Fitzpatrick explained that No Labels wants to build a strong infrastructure for lawmakers in both parties who want to come to the center on more controversial issues like gun policy.

"The DNC and the RNC are mammoth organizations," he said. "They have huge fundraising networks. They have huge volunteer networks. They have a complicated infrastructure, not just in D.C. but built out across all 50 states. And that's what we are trying to build up in the center so that people feel that there is an infrastructure behind them."

Gottheimer echoed Fitzpatrick's comments about the difficulty many lawmakers have working with members of the other party on certain issues. 

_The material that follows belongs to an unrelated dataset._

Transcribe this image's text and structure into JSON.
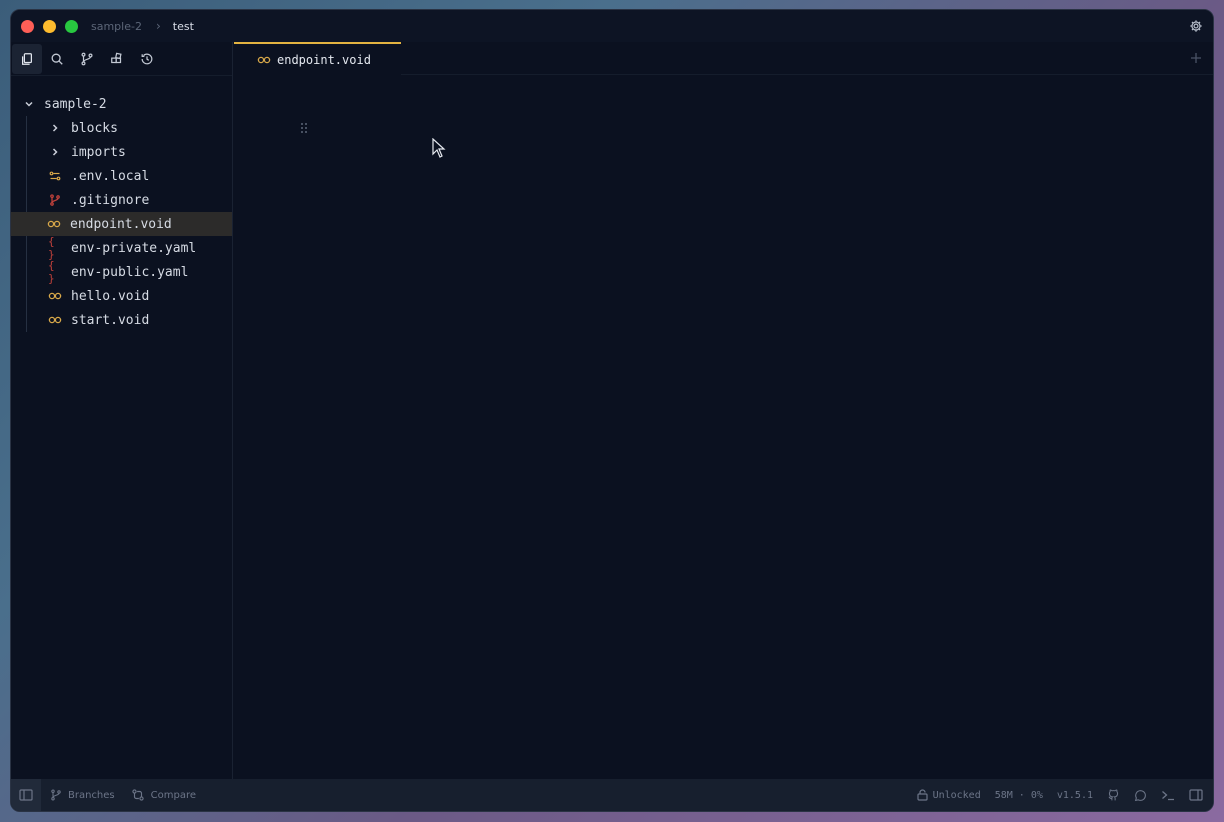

"What's always a challenge for our caucus in general is that, you know, the consequences of stepping out are severe," he said.

The discussion turned to the contents of the gun control bill that President Biden recently signed. Gottheimer said lawmakers opposed to the gun control package had concerns about aspects of the red flag provisions.

"Would they be too punitive? Did they go far enough?" Gottheimer said, recalling the concerns he heard.

Fitzpatrick noted that states are not required to adopt red flag laws under the legislation. 

Instead, the bill includes incentives for states to pass red flag laws, similar to the one that passed after the 2018 Parkland mass shooting in Florida.

"Most of the bill is basically funding grant programs," said Fitzpatrick, a former FBI agent. "So now it's the job of me and Josh and everybody really to work with our state legislatures, and work with the community foundations, anybody dealing with mental health — because mental health was a big piece of this — to apply for the grants and actually secure the funding. That's the whole point of this. 

"It created a fund for states who choose to pass red flag legislation. So some states are going to choose to do that, and some states will not. But for the states that do it, it's basically taking a carrot and not a stick approach by incentivizing states to adopt red flag laws." 

Fitzpatrick pointed out that several red states, such as Indiana and Florida, have passed red flag bills with Republican legislatures and Republican governors.

"It can be done, and it can be done effectively," he said. "What we did in this piece of legislation was create a funding stream to incentivize states to do it, and if they choose to do it, the funding will be there for it. The rest of it was, a lot ... was mental health, and then expanding the background check systems to be able to prevent a situation like Uvalde, which will give access to minors' mental health records where it otherwise would have been reportable had they not been a juvenile."

The Bipartisan Safer Communities Act passed in the aftermath of the mass shooting at an elementary school in Uvalde, Texas. According to the Texas Tribune, GOP state lawmakers in Texas are unlikely to support the passage of a red flag law, despite Texas Republican Sen. John Cornyn's role in negotiating the bill.

Biden signed the Bipartisan Safer Communities Act alongside first Lady Jill Biden in the Roosevelt Room on June 25. Fitzpatrick said there is supposed to be a second signing ceremony for the bill that lawmakers from both sides of the aisle will attend.